9. The plasma processing method of any one of claims 1, 4 and 5, wherein the plasma process is a plasma etching and the voltage is applied to the peripheral member to suppress a difference between etching shapes in a central portion and a peripheral portion of the target object.

10. The plasma processing method of claim 9, wherein the peripheral member is a focus ring.

11. The plasma processing method of any one of claims 1, 4 and 5, wherein the voltage applied to the peripheral member is controlled to be in the range from about 10 V to 500 V.

12. The plasma processing method of any one of claims 1, 4 and 5, wherein the voltage applied to the peripheral member is set at a ground potential.

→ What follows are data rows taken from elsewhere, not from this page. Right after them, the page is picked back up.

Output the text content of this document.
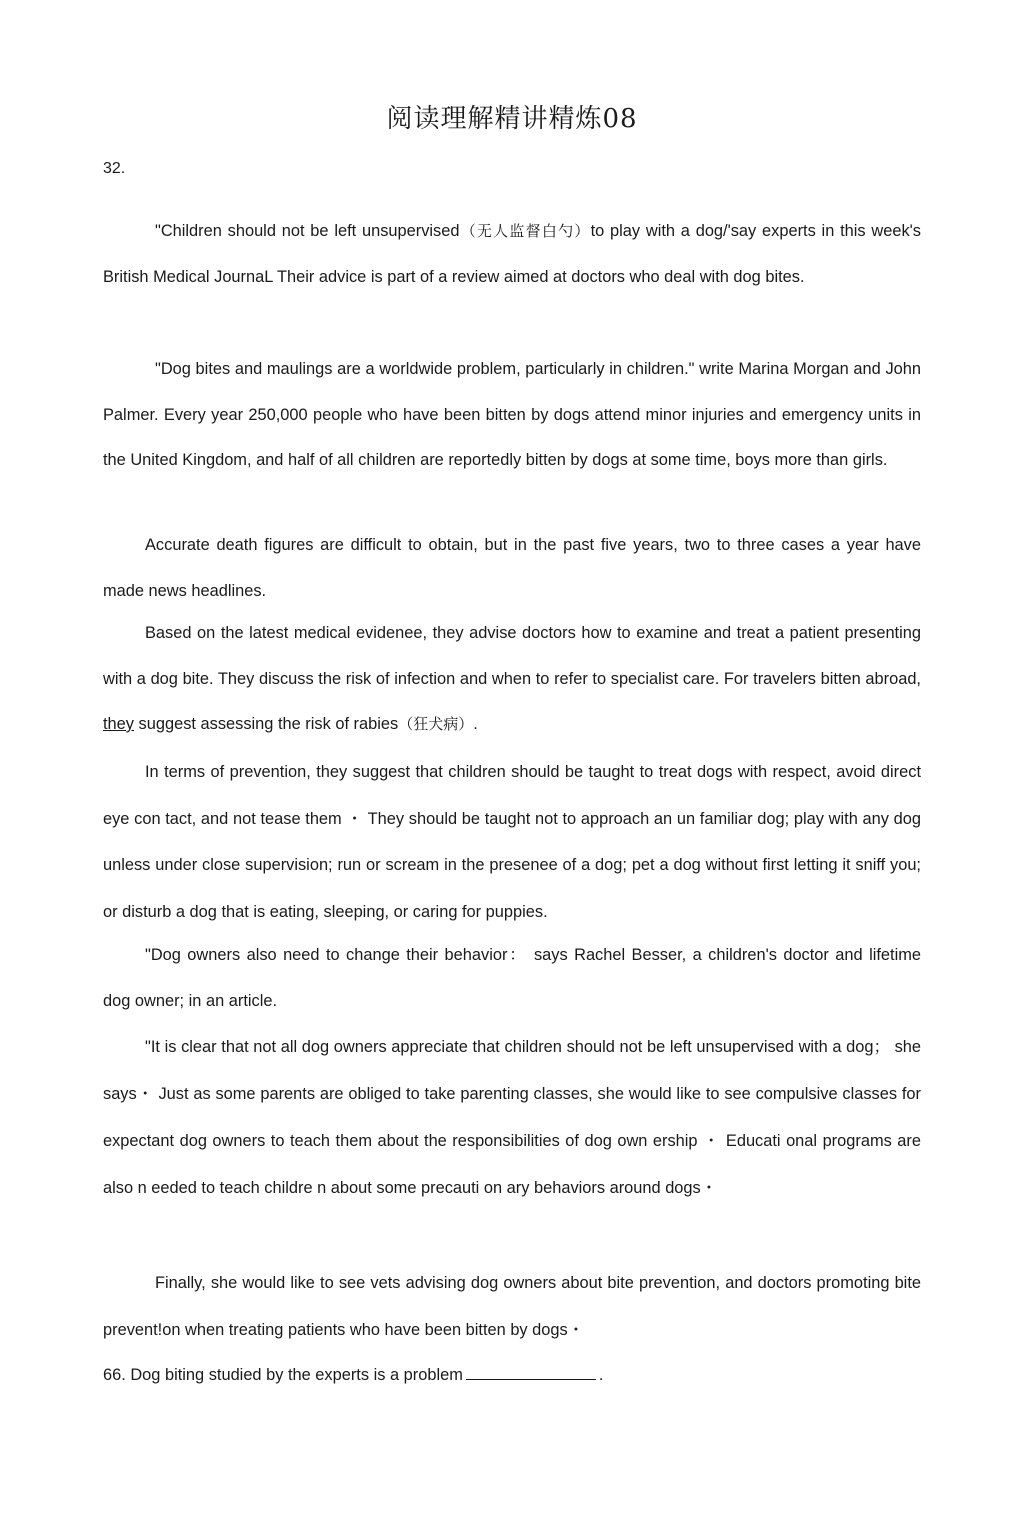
阅读理解精讲精炼08
32.

"Children should not be left unsupervised（无人监督白勺）to play with a dog/'say experts in this week's British Medical JournaL Their advice is part of a review aimed at doctors who deal with dog bites.

"Dog bites and maulings are a worldwide problem, particularly in children." write Marina Morgan and John Palmer. Every year 250,000 people who have been bitten by dogs attend minor injuries and emergency units in the United Kingdom, and half of all children are reportedly bitten by dogs at some time, boys more than girls.

Accurate death figures are difficult to obtain, but in the past five years, two to three cases a year have made news headlines.

Based on the latest medical evidenee, they advise doctors how to examine and treat a patient presenting with a dog bite. They discuss the risk of infection and when to refer to specialist care. For travelers bitten abroad, they suggest assessing the risk of rabies（狂犬病）.

In terms of prevention, they suggest that children should be taught to treat dogs with respect, avoid direct eye con tact, and not tease them ・ They should be taught not to approach an un familiar dog; play with any dog unless under close supervision; run or scream in the presenee of a dog; pet a dog without first letting it sniff you; or disturb a dog that is eating, sleeping, or caring for puppies.

"Dog owners also need to change their behavior： says Rachel Besser, a children's doctor and lifetime dog owner; in an article.

"It is clear that not all dog owners appreciate that children should not be left unsupervised with a dog； she says・ Just as some parents are obliged to take parenting classes, she would like to see compulsive classes for expectant dog owners to teach them about the responsibilities of dog own ership ・ Educati onal programs are also n eeded to teach childre n about some precauti on ary behaviors around dogs・

Finally, she would like to see vets advising dog owners about bite prevention, and doctors promoting bite prevent!on when treating patients who have been bitten by dogs・

66. Dog biting studied by the experts is a problem	.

13. A control program executable on a computer for controlling, when executed, a plasma processing apparatus to perform the plasma etching method claimed in any one of claims 1, 4 and 5.

14. A computer readable storage medium for storing a control program executable on a computer, wherein the control program controls, when executed, a plasma processing apparatus to perform the plasma etching method claimed in any one of claims 1, 4 and 5.

15. A plasma processing apparatus comprising:

a processing chamber for performing a plasma process on a target object;

a mounting table for mounting thereon the target object in the processing chamber;

a peripheral member disposed around a periphery of the mounting table;

a voltage application unit for applying a voltage to the peripheral member; and

a controller for controlling the plasma etching method claimed in claim 1 or 4 to be performed in the processing chamber.

16. A plasma processing apparatus comprising:

a processing chamber for performing a plasma process on a target object;

a mounting table for mounting thereon the target object in the processing chamber;

a peripheral member disposed around a periphery of the mounting table;

a voltage application unit for applying a voltage to the peripheral member;

a monitoring device for monitoring a state of an electric field formed over the peripheral member; and

a controller for controlling the plasma etching method claimed in claim 5 to be performed in the processing chamber.